À peine son instrument était-il terminé, qu’un babillage entremêlé de cris perçants traversa les airs et attira l’attention de tous. De gros oiseaux s’abattirent tout à coup sur la cime d’un arbre très élevé et presque isolé. Là, ils continuèrent leur conversation sur un ton plus propre aux confidences et se mirent à courir sur les branches, qu’ils parcouraient dans tous les sens avec facilité, la tête en bas, le dos tourné vers le sol dans toutes les positions imaginables. Ces oiseaux étaient des aras ou mécaos pourpres. Ils avaient quarante à cinquante centimètres de longueur. Leur plumage, qui étincelait au soleil d’un éclat métallique, était uniformément pourpre ; leur bec était blanc.

Sans dire un mot, l’Indien, s’étant saisi de sa sarbacane s’était glissé sous l’arbre où s’ébattaient les aras. Il mit une flèche dans la gravatana et de ses deux mains jointes la porta à ses lèvres ; ce qui, vu la longueur du tube, exige une pratique exercée. Alors il gonfla sa poitrine et ses joues, et au même instant on vit l’un des oiseaux chercher à arracher de son flanc la flèche qui venait de l’atteindre et dont la pointe demeura dans la blessure.

Deux minutes après, la pauvre bête vacillait sur ses jambes, perdait l’équilibre et luttait vainement pour rester suspendue à la branche par ses ongles crochus. Enfin elle tombait lourdement, pendant que Guapo ajustait une nouvelle flèche et visait une nouvelle victime. Il répéta le même mouvement maintes fois. Il ne restait plus que cinq ou six oiseaux sur l’arbre, quand on le vit sortir de dessous son ombrage et faire signe à Léon de venir à lui.

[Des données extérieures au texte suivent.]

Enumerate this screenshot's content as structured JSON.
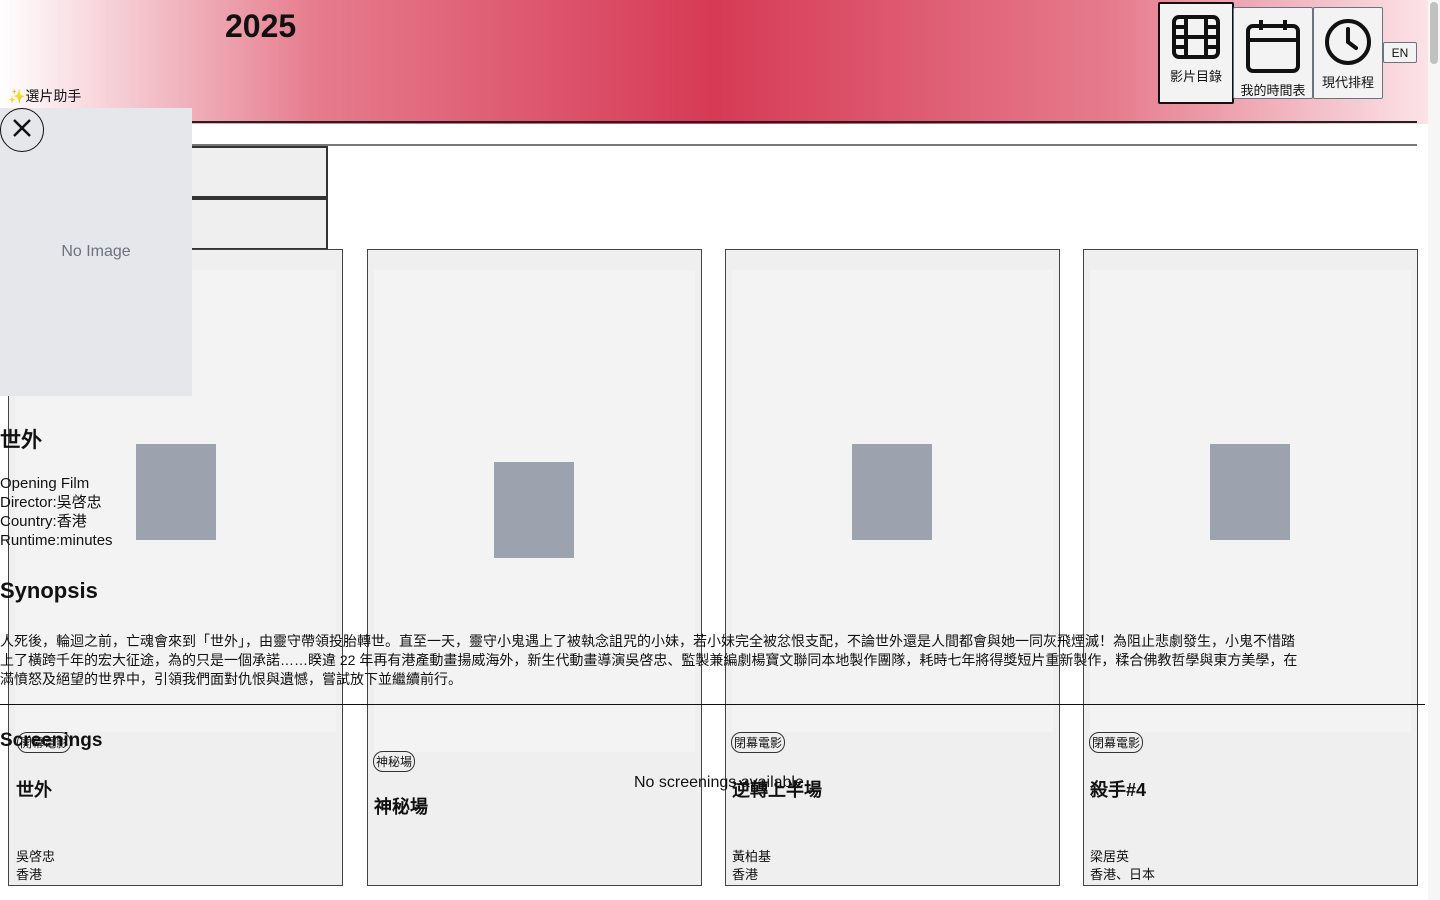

Comme l’enfant lui demandait pourquoi il s’était arrêté en si beau chemin, un des oiseaux restants tomba à ses pieds, et successivement tous ceux qu’il avait crus épargnés. Il ne restait plus un seul oiseau de toute la bande.

Léon compta seize aras ; aucun n’avait mis plus de deux minutes à tomber après avoir été frappé, tant le curare opère avec rapidité et sûreté.

Les Indiens préfèrent de beaucoup la sarbacane au fusil, par la raison toute simple que, ne faisant aucun bruit, elle n’effraye pas le gibier, et que, ne laissant point de trace de fumée, elle dépiste l’homme lui-même, qui ne peut jamais savoir au juste où se tient l’ennemi qui l’a frappé.

À la première détonation d’arme à feu, il est certain que quinze au moins des aras se fussent enfuis, ne laissant qu’un des leurs sur le terrain.

Puisque nous avons trouvé que le curare peut être absorbé sans danger, on ne s’étonnera pas de nous entendre ajouter que le gibier tué par son moyen est une nourriture fort saine et sans aucun inconvénient. Bien plus, au dire de certains gourmets, cela ajoute à sa valeur, et il y a bien des créoles qui n’admettent sur leur table que de la volaille tuée à coups de flèches empoisonnées.